Lo abbiamo scoperto un sacco di tempo dopo, anni dopo quella sera in macchina.
Ci abbiamo messo un sacco di quel famigerato tempo, lo abbiamo messo tra noi e quella sera, e mille altre sere in cui era tutto e niente.
Questo leggendario tempo, quello che scorre così piano, certe volte, da farti sembrare tutto immobile, statico, con i battiti strani del tuo cuore come unica cosa a scandirlo.
Guarda che mica è facile far passare il tempo. Ci vuole tempo anche per quello.

Che sarà stato?
Hai sentito ‘sto rumore?
No?
Boh. Io sono un paio di sere che sento rumori strani, e non capisco cosa siano.
Dure rumori diversi in due notti diverse eh, mica robetta.
La prima sera sembrava il gocciolare di qualcosa. Lento, irregolare, che non mi dava nemmeno modo di scandire il tempo. Stavo lì cercando di dargli una regola, un logica ma niente, era proprio fuori sincro con il mio ritmo.

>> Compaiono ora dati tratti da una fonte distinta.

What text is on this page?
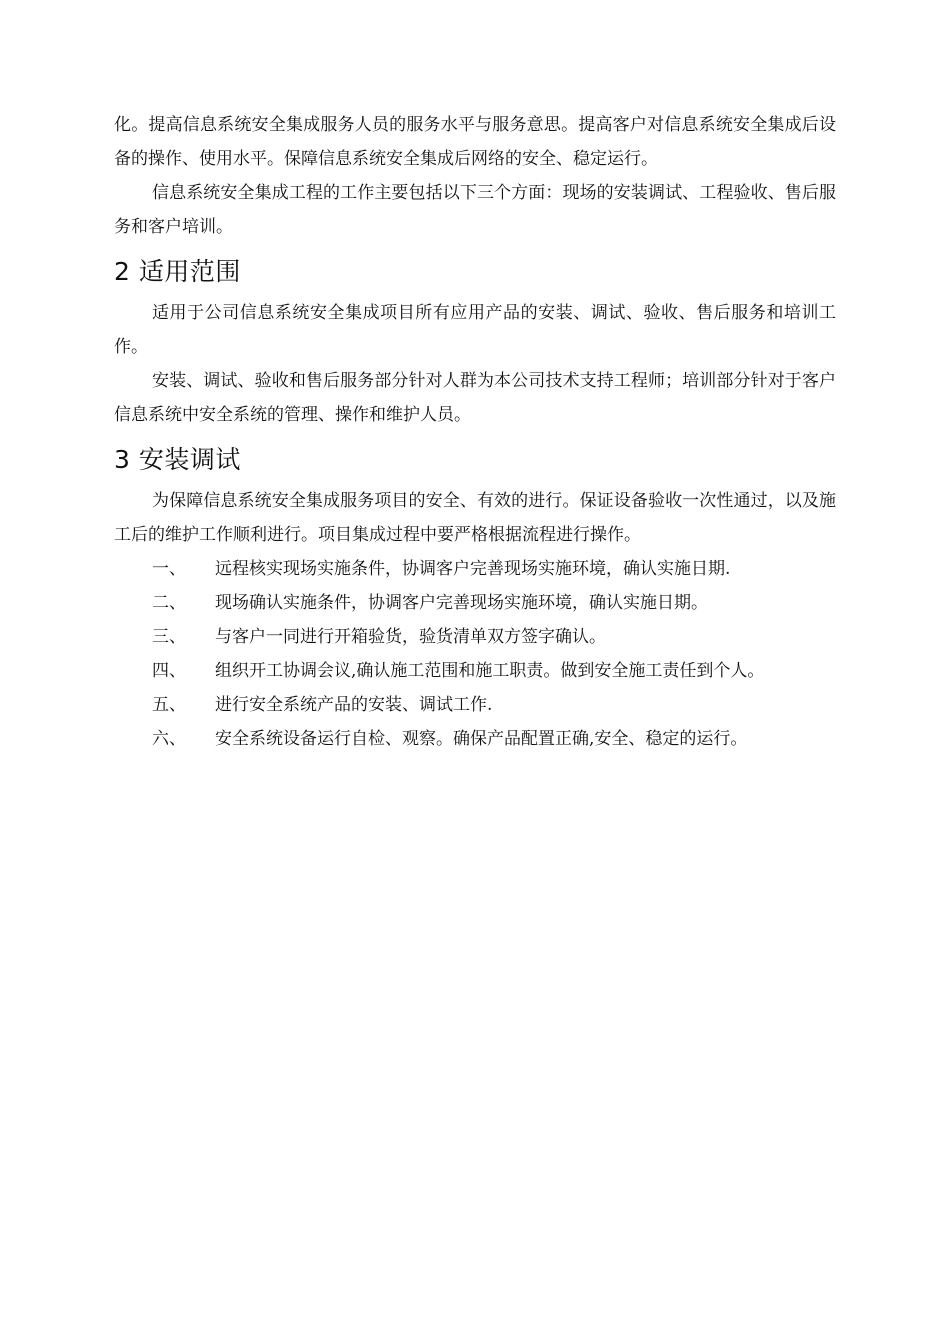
化。提高信息系统安全集成服务人员的服务水平与服务意思。提高客户对信息系统安全集成后设备的操作、使用水平。保障信息系统安全集成后网络的安全、稳定运行。

信息系统安全集成工程的工作主要包括以下三个方面：现场的安装调试、工程验收、售后服务和客户培训。

2 适用范围

适用于公司信息系统安全集成项目所有应用产品的安装、调试、验收、售后服务和培训工作。

安装、调试、验收和售后服务部分针对人群为本公司技术支持工程师；培训部分针对于客户信息系统中安全系统的管理、操作和维护人员。

3 安装调试

为保障信息系统安全集成服务项目的安全、有效的进行。保证设备验收一次性通过，以及施工后的维护工作顺利进行。项目集成过程中要严格根据流程进行操作。

一、	远程核实现场实施条件，协调客户完善现场实施环境，确认实施日期.
二、	现场确认实施条件，协调客户完善现场实施环境，确认实施日期。
三、	与客户一同进行开箱验货，验货清单双方签字确认。
四、	组织开工协调会议,确认施工范围和施工职责。做到安全施工责任到个人。
五、	进行安全系统产品的安装、调试工作.
六、	安全系统设备运行自检、观察。确保产品配置正确,安全、稳定的运行。
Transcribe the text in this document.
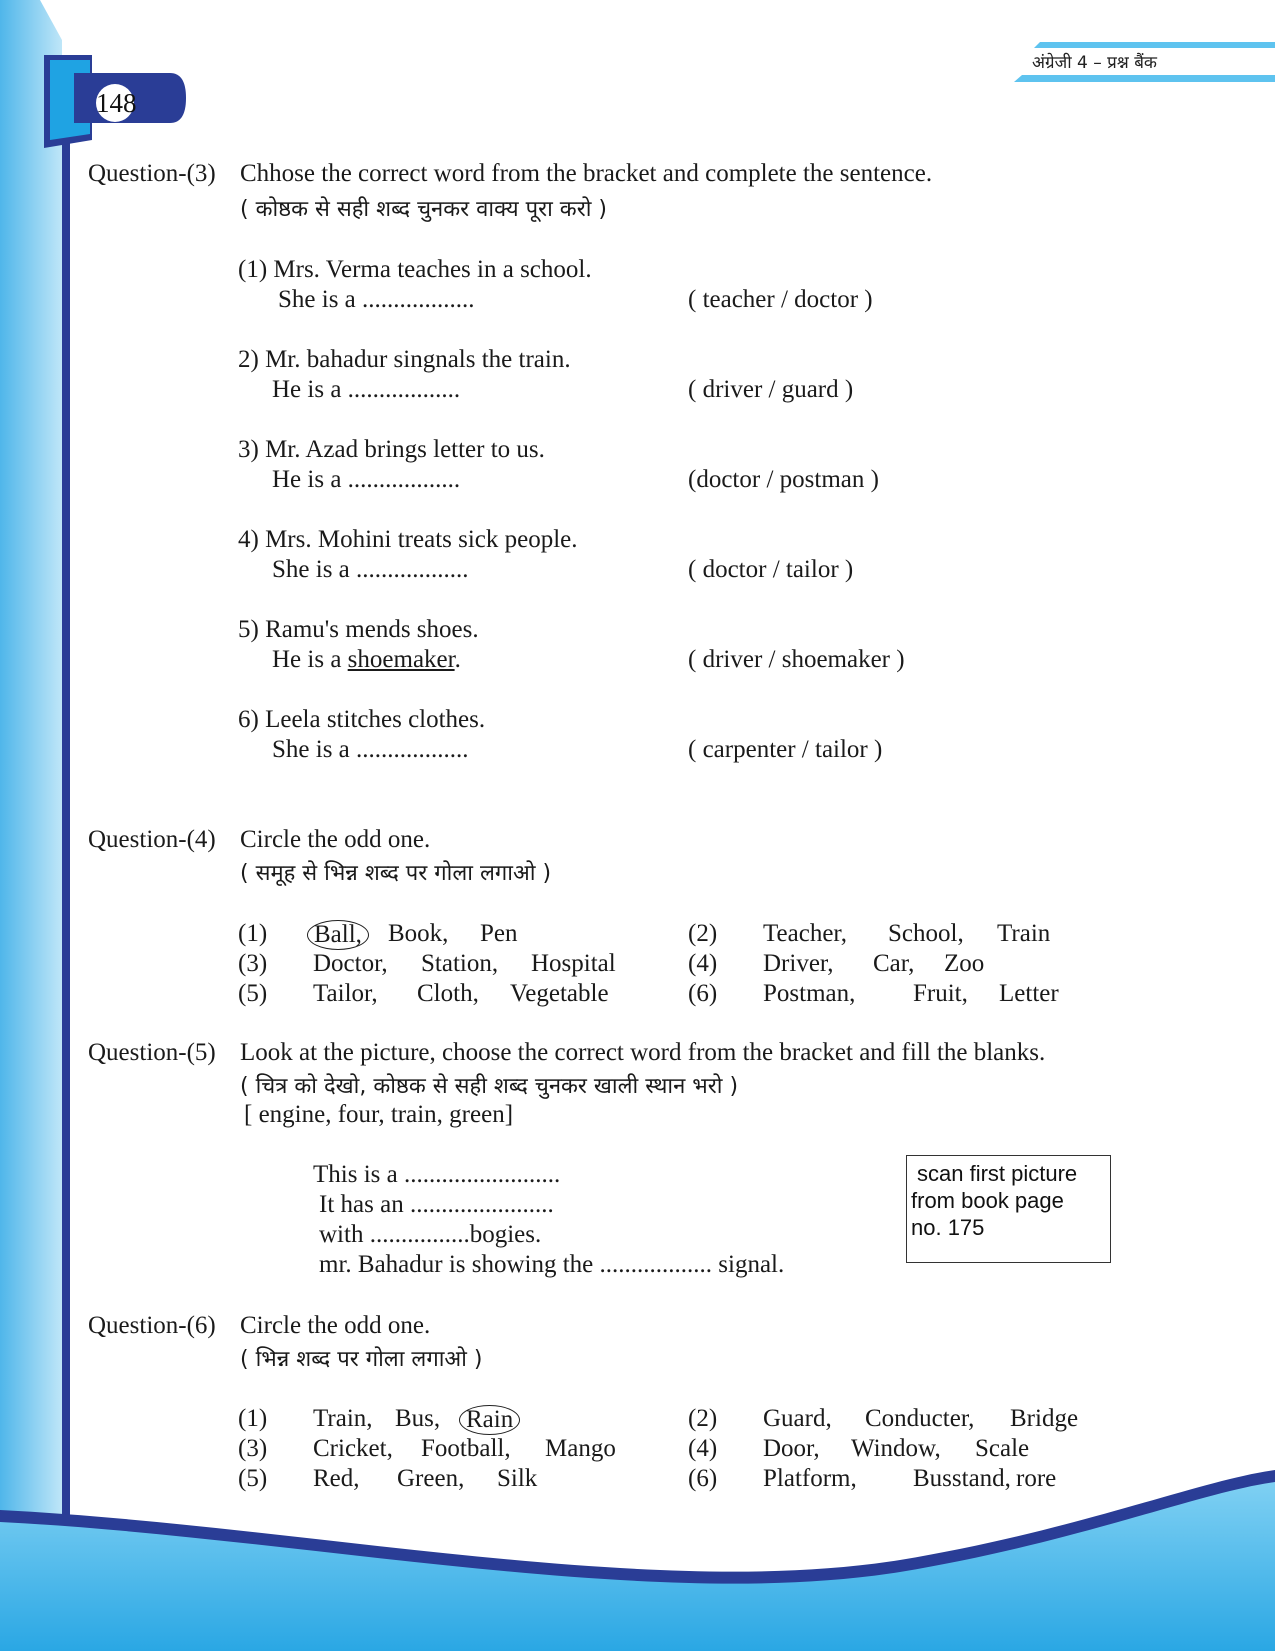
148
अंग्रेजी 4 – प्रश्न बैंक
Question-(3) Chhose the correct word from the bracket and complete the sentence.
( कोष्ठक से सही शब्द चुनकर वाक्य पूरा करो )
(1) Mrs. Verma teaches in a school.
She is a ..................	( teacher / doctor )
2) Mr. bahadur singnals the train.
He is a ..................	( driver / guard )
3) Mr. Azad brings letter to us.
He is a ..................	(doctor / postman )
4) Mrs. Mohini treats sick people.
She is a ..................	( doctor / tailor )
5) Ramu's mends shoes.
He is a shoemaker.	( driver / shoemaker )
6) Leela stitches clothes.
She is a ..................	( carpenter / tailor )
Question-(4) Circle the odd one.
( समूह से भिन्न शब्द पर गोला लगाओ )
(1) Ball, Book, Pen	(2) Teacher, School, Train
(3) Doctor, Station, Hospital	(4) Driver, Car, Zoo
(5) Tailor, Cloth, Vegetable	(6) Postman, Fruit, Letter
Question-(5) Look at the picture, choose the correct word from the bracket and fill the blanks.
( चित्र को देखो, कोष्ठक से सही शब्द चुनकर खाली स्थान भरो )
[ engine, four, train, green]
This is a .........................
It has an .......................
with ................bogies.
mr. Bahadur is showing the .................. signal.
scan first picture
from book page
no. 175
Question-(6) Circle the odd one.
( भिन्न शब्द पर गोला लगाओ )
(1) Train, Bus, Rain	(2) Guard, Conducter, Bridge
(3) Cricket, Football, Mango	(4) Door, Window, Scale
(5) Red, Green, Silk	(6) Platform, Busstand, rore
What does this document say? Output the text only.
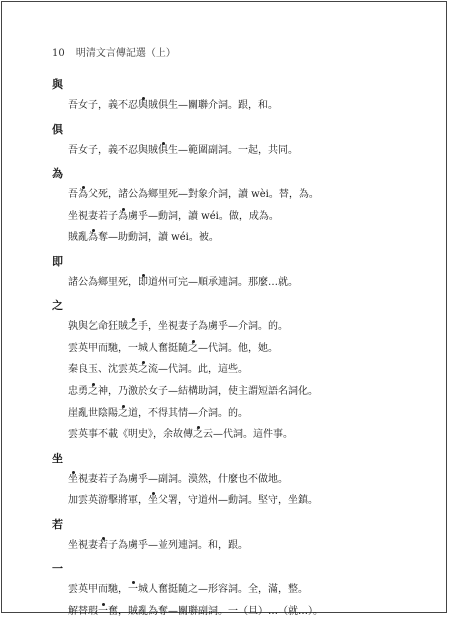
10 明清文言傳記選（上）
與
吾女子，義不忍與賊俱生—關聯介詞。跟，和。
俱
吾女子，義不忍與賊俱生—範圍副詞。一起，共同。
為
吾為父死，諸公為鄉里死—對象介詞，讀 wèi。替，為。
坐視妻若子為虜乎—動詞，讀 wéi。做，成為。
賊亂為奪—助動詞，讀 wéi。被。
即
諸公為鄉里死，即道州可完—順承連詞。那麼…就。
之
孰與乞命狂賊之手，坐視妻子為虜乎—介詞。的。
雲英甲而馳，一城人奮挺隨之—代詞。他，她。
秦良玉、沈雲英之流—代詞。此，這些。
忠勇之神，乃激於女子—結構助詞，使主謂短語名詞化。
崖亂世陰陽之道，不得其情—介詞。的。
雲英事不載《明史》，余故傳之云—代詞。這件事。
坐
坐視妻若子為虜乎—副詞。漠然，什麼也不做地。
加雲英游擊將軍，坐父署，守道州—動詞。堅守，坐鎮。
若
坐視妻若子為虜乎—並列連詞。和，跟。
一
雲英甲而馳，一城人奮挺隨之—形容詞。全，滿，整。
解替瑕一奮，賊亂為奪—關聯副詞。一（旦）…（就…）。
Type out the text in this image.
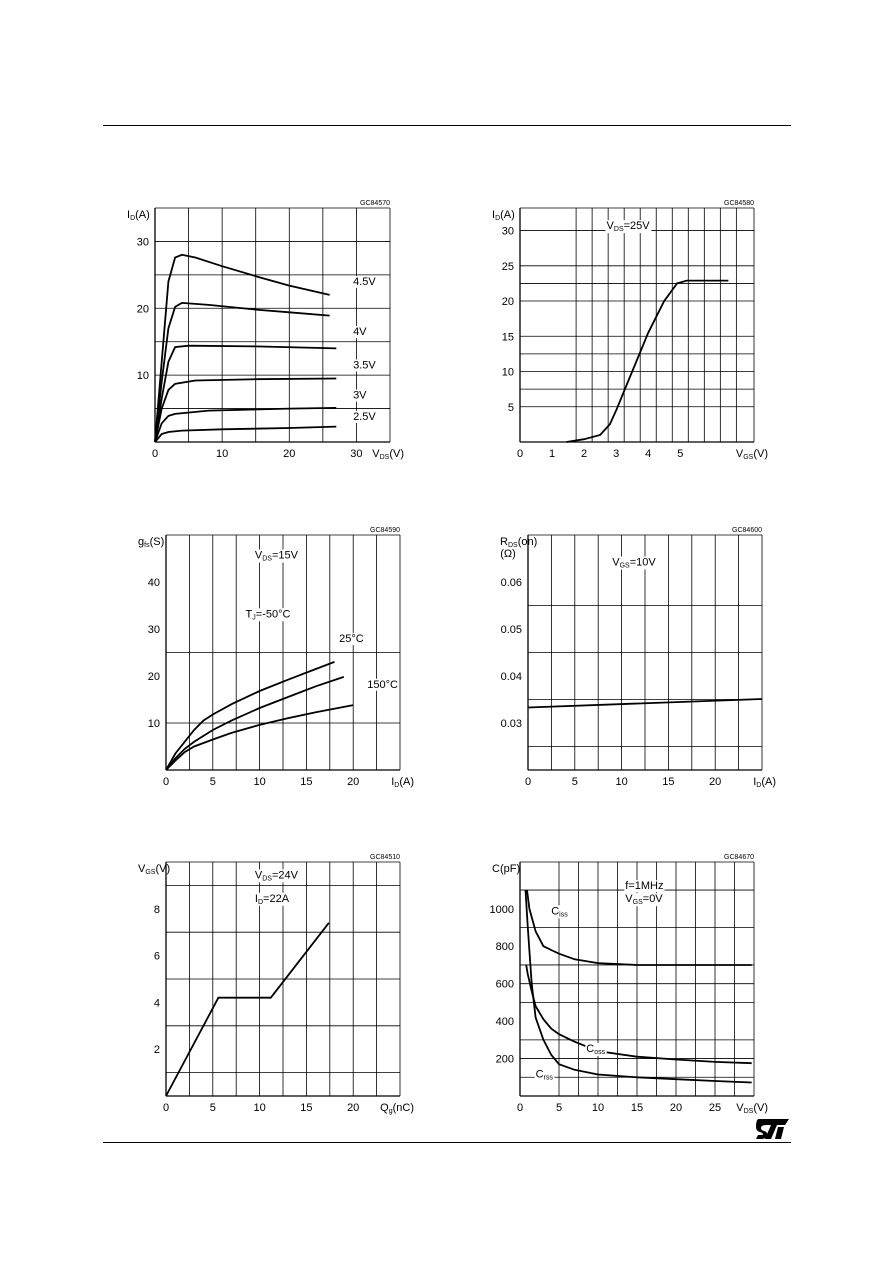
GC84570
0	10	20	30
10
20
30
ID(A)
VDS(V)
GC84580
0 1 2 3 4 5
5
10
15
20
25
30
ID(A)
VGS(V)
GC84590
0	5	10	15	20
10
20
30
40
gfs(S)
ID(A)
GC84600
0	5	10	15	20
0.03
0.04
0.05
0.06
RDS(on)
(Ω)
ID(A)
GC84510
0	5	10	15	20
2
4
6
8
VGS(V)
Qg(nC)
GC84670
0	5	10 15 20 25
200
400
600
800
1000
C(pF)
VDS(V)
4.5V
4V
3.5V
3V
2.5V
VDS=25V
VDS=15V
TJ=-50°C
25°C
150°C
VGS=10V
VDS=24V
ID=22A
f=1MHz
VGS=0V
Ciss
Coss
Crss
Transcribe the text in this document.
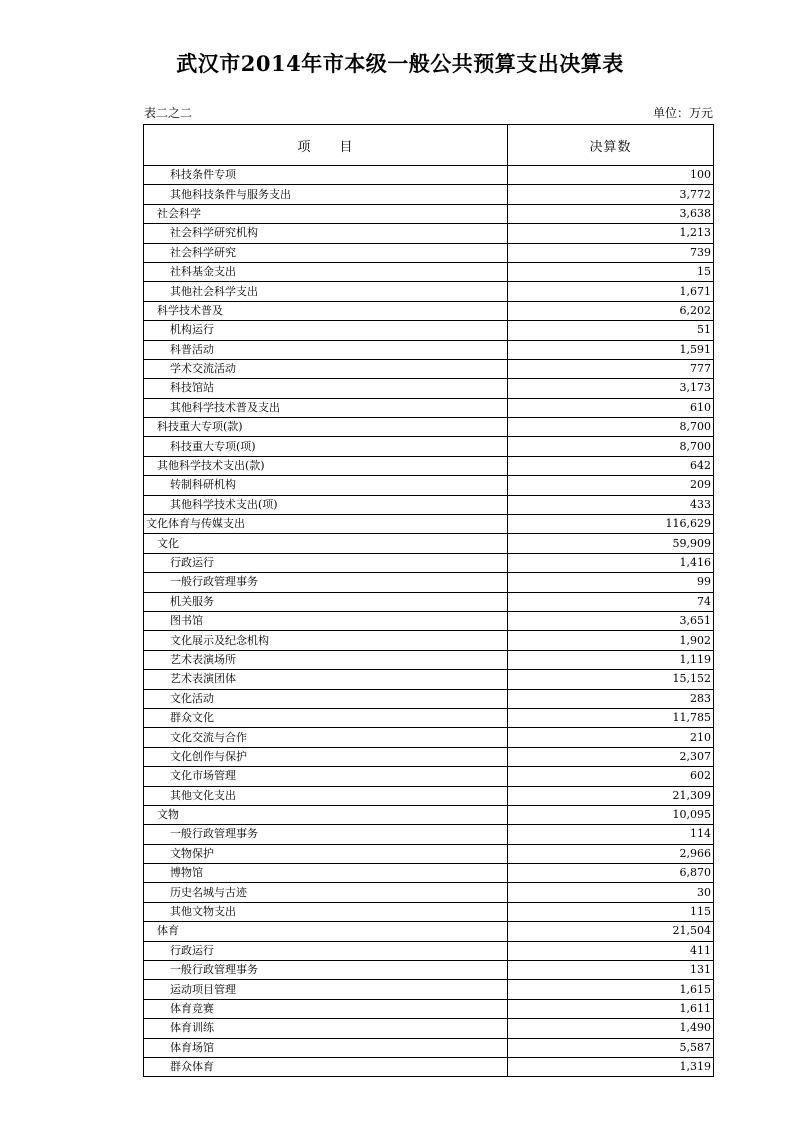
武汉市2014年市本级一般公共预算支出决算表
表二之二	单位：万元
项　　目	决算数
科技条件专项	100
其他科技条件与服务支出	3,772
社会科学	3,638
社会科学研究机构	1,213
社会科学研究	739
社科基金支出	15
其他社会科学支出	1,671
科学技术普及	6,202
机构运行	51
科普活动	1,591
学术交流活动	777
科技馆站	3,173
其他科学技术普及支出	610
科技重大专项(款)	8,700
科技重大专项(项)	8,700
其他科学技术支出(款)	642
转制科研机构	209
其他科学技术支出(项)	433
文化体育与传媒支出	116,629
文化	59,909
行政运行	1,416
一般行政管理事务	99
机关服务	74
图书馆	3,651
文化展示及纪念机构	1,902
艺术表演场所	1,119
艺术表演团体	15,152
文化活动	283
群众文化	11,785
文化交流与合作	210
文化创作与保护	2,307
文化市场管理	602
其他文化支出	21,309
文物	10,095
一般行政管理事务	114
文物保护	2,966
博物馆	6,870
历史名城与古迹	30
其他文物支出	115
体育	21,504
行政运行	411
一般行政管理事务	131
运动项目管理	1,615
体育竞赛	1,611
体育训练	1,490
体育场馆	5,587
群众体育	1,319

Non ho capito cosa fosse, ma la logica ha dovuto collegarlo alle mie cose senza glutine nell’armadio, con cibo di ogni tipo messo in confezioni di plastica di ogni genere, che magari messe di sbieco stavano scivolando una sull’altra.
La seconda sera (che sarà stato? ieri?) mi sembrava invece di sentire le onde del mare.
Per la prima volta avevo chiuso la finestra, invece di accostarla, perché stamattina volevo dormire. E a un certo punto, giuro, io ho sentito le onde infrangersi piano sul bagnasciuga.
E poi mi sono sognato una donna nuda.
Non sognavo del nudo da un po’, anche se ultimamente ho vaghi ricordi di sogni confusi e zozzetti. Ma questa è un’altra storia.

Che sarà stato?
Ma che ne so.
Più ci penso, più mi dico che è stato quello che doveva essere.
Non è che questo dia più senso alla cosa, anzi.
Per uno come me, e tu mi conosci, lo sai che la mancanza di logica mi manda fuori di testa. La mancanza di basi, di informazioni, la riempio con un flusso di pensieri che fossero visibili avrebbero la forma del fumo nero di Lost. Fulmini, rumore e omicidi inclusi.
Però evidentemente doveva andare così, de botto, senza senso.”